Jol has done a good job with Fulham also, and Spurs are by no means guaranteed an easy three points. Similar to Hughes, Jol will feel that his departure from Tottenham was slightly unjust, and the headhunting of Juande Ramos to replace him will have left a slightly bitter taste in the mouth. Jol will look to prove a point to Daniel Levy and the rest of the Tottenham board this weekend, and in doing so could well end the north London club’s hopes of Champions League football.

Race for Premier League survival: Who will stay and who will go?
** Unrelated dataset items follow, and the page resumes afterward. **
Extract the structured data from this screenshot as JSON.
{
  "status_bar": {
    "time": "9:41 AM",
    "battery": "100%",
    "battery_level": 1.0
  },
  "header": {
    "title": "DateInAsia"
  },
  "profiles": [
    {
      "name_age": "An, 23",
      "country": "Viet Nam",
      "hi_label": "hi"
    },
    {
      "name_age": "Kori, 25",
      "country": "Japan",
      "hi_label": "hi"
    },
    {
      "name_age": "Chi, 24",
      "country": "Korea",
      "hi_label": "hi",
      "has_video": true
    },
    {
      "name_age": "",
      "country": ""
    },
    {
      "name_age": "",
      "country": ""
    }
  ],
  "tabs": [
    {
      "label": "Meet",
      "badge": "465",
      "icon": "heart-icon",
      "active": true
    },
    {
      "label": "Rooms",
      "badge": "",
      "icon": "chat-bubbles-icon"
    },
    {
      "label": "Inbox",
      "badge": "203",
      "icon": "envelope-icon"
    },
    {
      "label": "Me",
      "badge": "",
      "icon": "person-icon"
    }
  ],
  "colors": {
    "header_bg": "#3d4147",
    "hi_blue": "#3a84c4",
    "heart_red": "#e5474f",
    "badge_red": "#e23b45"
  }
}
A scramble for survival at the bottom of the Premier League table is keeping five clubs on their toes and pushing them to the peak of their ability: Who will stay and who will go?

Wolves – 20th – 22 Points

Probably the only certainty for relegation at this stage; Terry Connor’s side have lost eight of their last ten Premier League games, and with a six-point gap separating them and Blackburn, survival seems a million miles away. Along with their position at the bottom of the table, Wolverhampton Wanderers have a particularly difficult run-in, with Sunderland, Manchester City, and an in-form Everton still to face. Given that the Molineux outfit are in terrible form, it looks like Wolves have no chance.
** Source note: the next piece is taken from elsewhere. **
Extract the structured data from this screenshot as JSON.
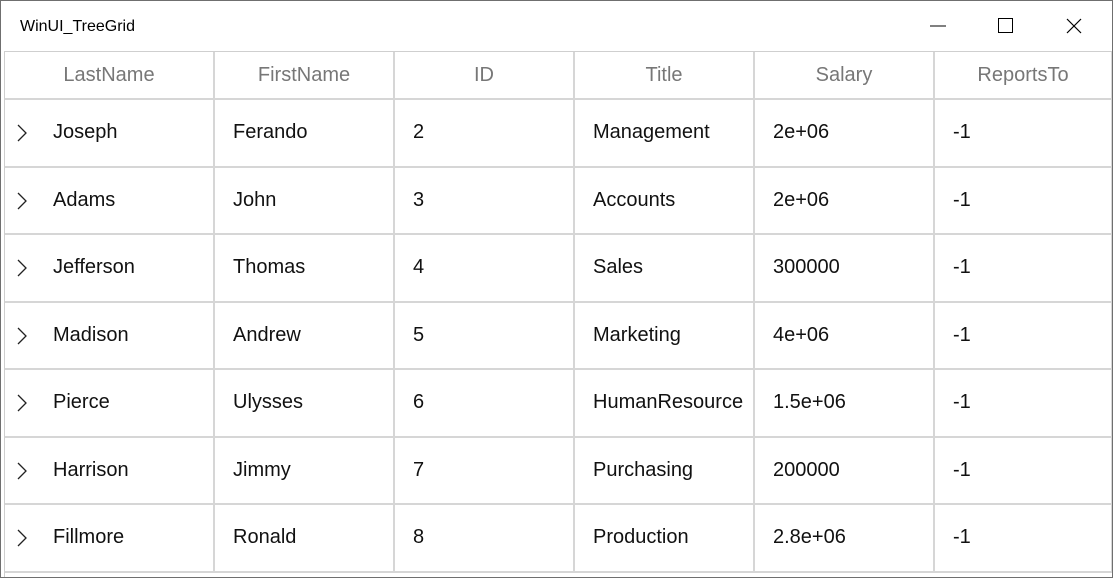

Blackburn – 19th – 28 points

A hard year for Steve Kean has been reflected in Blackburn’s shaky season, but hope can be found in the Rovers’ star men, Yakubu and Junior Hoilett. Although sitting in precarious 19th place, Blackburn will be facing much easier opposition in the next few weeks compared to other relegation candidates. The Lancashire club will come up against a vulnerable Swansea and Tottenham, and will also hope to grab some points against Norwich and Wigan at home. Despite this, Blackburn need to pick up some momentum and get the best out of their danger-man upfront if they are to stave the drop.

Bolton – 18th – 29 points

Although being awarded March’s Premier League Manager of the month award, Owen Coyle has not brought his side out of the drop zone yet; however with a game in-hand Bolton are on the path to survival. Bolton’s starting XI is not the strongest of the bottom five and with a weak attacking force and no prolific goal machine, they need to grit their teeth and play to the best of their ability. With upcoming matches against teams such as Swansea and Aston Villa, the Reebok Stadium side must be optimistic and maybe, just maybe, they could survive another season of top-flight football.

Wigan – 17th – 31 points

A recent run of fantastic form saw Wigan to a 1-0 victory over Premier League champions Manchester United in their last outing, giving the Latics hope. Despite only losing two of their last ten Premier League games, Wigan have one of the hardest run-ins of the bottom five and still have to face opposition such as in-form Arsenal, Fulham, and Newcastle. DW Stadium boss Roberto Martinez will hope his side can keep this run of good form up and will take hope from their “historic” victory over Manchester United. If Wigan can now end their goal drought and keep pushing and striving, they might just avoid demotion.

QPR – 16th – 31 points

A 3-0 win over Swansea City has moved the newly-promoted west London club to 16th. An upturn home form has given Mark Hughes’ side hope after beating Arsenal and Liverpool in consecutive fixtures at Loftus Road. Although having a hard run-in away from home, facing teams such as West Brom, Chelsea and Man City, QPR will hope to claim a scalp or two, and pick up as many points as possible from their home games against Tottenham and Stoke. If they carry on their good-form and keep playing the way they have, QPR could be well on their way to becoming a stable Premier League club.